Cannes kicked out one of the most talented filmmakers in the world for a provocative, joking, irreverent, harmless, tangent, that had the international press laughing, knowing full well Lars Von Trier did not mean the things he was saying. Really? Then he apologized (unnecessarily-read his full quotes), and they still kicked him out? Freedom of expression and speech does not actually exist. The reality is, one must be politically correct at all times or suffer persecution from certain groups. One can say whatever they like so long as the statements agree with the polically correct institution. The closest thing we have to the Nazi persecution of years ago can be seen so ironically in the rhetoric and outrage of certain groups which persecute those who do not bow down to their views. Lars Von Trier is too good for Cannes anyway. His persecution has been comical and whether he intended to or not, he's brilliantly exposed the fraud and hypocrisy of the 'powers' that be.

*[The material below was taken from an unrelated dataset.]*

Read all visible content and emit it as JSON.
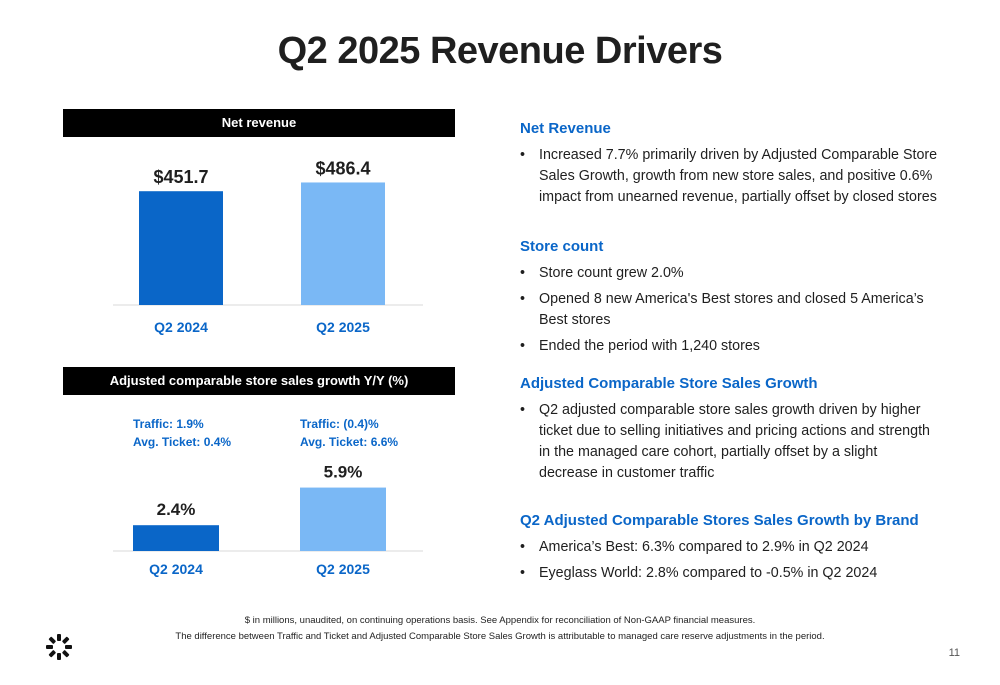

Speaking as a secular Jew, I wasn't offended in the least by LVT's comments. He has a wry sense of humor. He's self-reflective. And, yeah, he's a provocateur. But can no one read 'tone' any more? Have we all spent so much time enmeshed in the internet that we no longer know how to interpret irony and teasing? Is it really so horrible to say that Hitler was a man, who can be understood, rather than a demonic incarnation? I'm inclined to think that LVT, the artist, is much more thoughtful than most of the people who dismiss im.

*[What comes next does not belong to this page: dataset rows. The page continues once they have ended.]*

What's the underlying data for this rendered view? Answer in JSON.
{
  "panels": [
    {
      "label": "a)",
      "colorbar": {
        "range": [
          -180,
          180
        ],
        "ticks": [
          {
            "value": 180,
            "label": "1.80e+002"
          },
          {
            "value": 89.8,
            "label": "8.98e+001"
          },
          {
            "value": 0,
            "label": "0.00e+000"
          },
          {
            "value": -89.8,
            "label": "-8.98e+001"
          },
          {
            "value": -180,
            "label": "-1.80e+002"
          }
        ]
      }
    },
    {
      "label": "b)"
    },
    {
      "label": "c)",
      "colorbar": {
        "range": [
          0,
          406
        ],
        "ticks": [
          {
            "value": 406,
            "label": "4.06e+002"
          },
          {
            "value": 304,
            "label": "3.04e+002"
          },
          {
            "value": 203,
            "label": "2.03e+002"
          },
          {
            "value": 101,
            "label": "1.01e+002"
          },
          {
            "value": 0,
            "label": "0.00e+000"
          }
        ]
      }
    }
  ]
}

We should be done (forever) with him.

Lars von Trier he gets a pass on this one because his a jew failing in making a nazi joke at the same time trying to talk about his appreciation of the nazi aestetichs and architecture, while at the same trying to say something about humans inherited evil that under the right circumstances can turn everyone into another nazi or another Hitler. Therefore, understanding Hitler is understanding the human species and the evil that lurkes within us.

That subject is basically what all of Von Triers movies are about.

As he said himself, "all people have 5% nazi in them and all nazis have 5% human in them"

That was his point which he failed so miserably to deliver, before trying to get out by using humor which apparently didnt help much.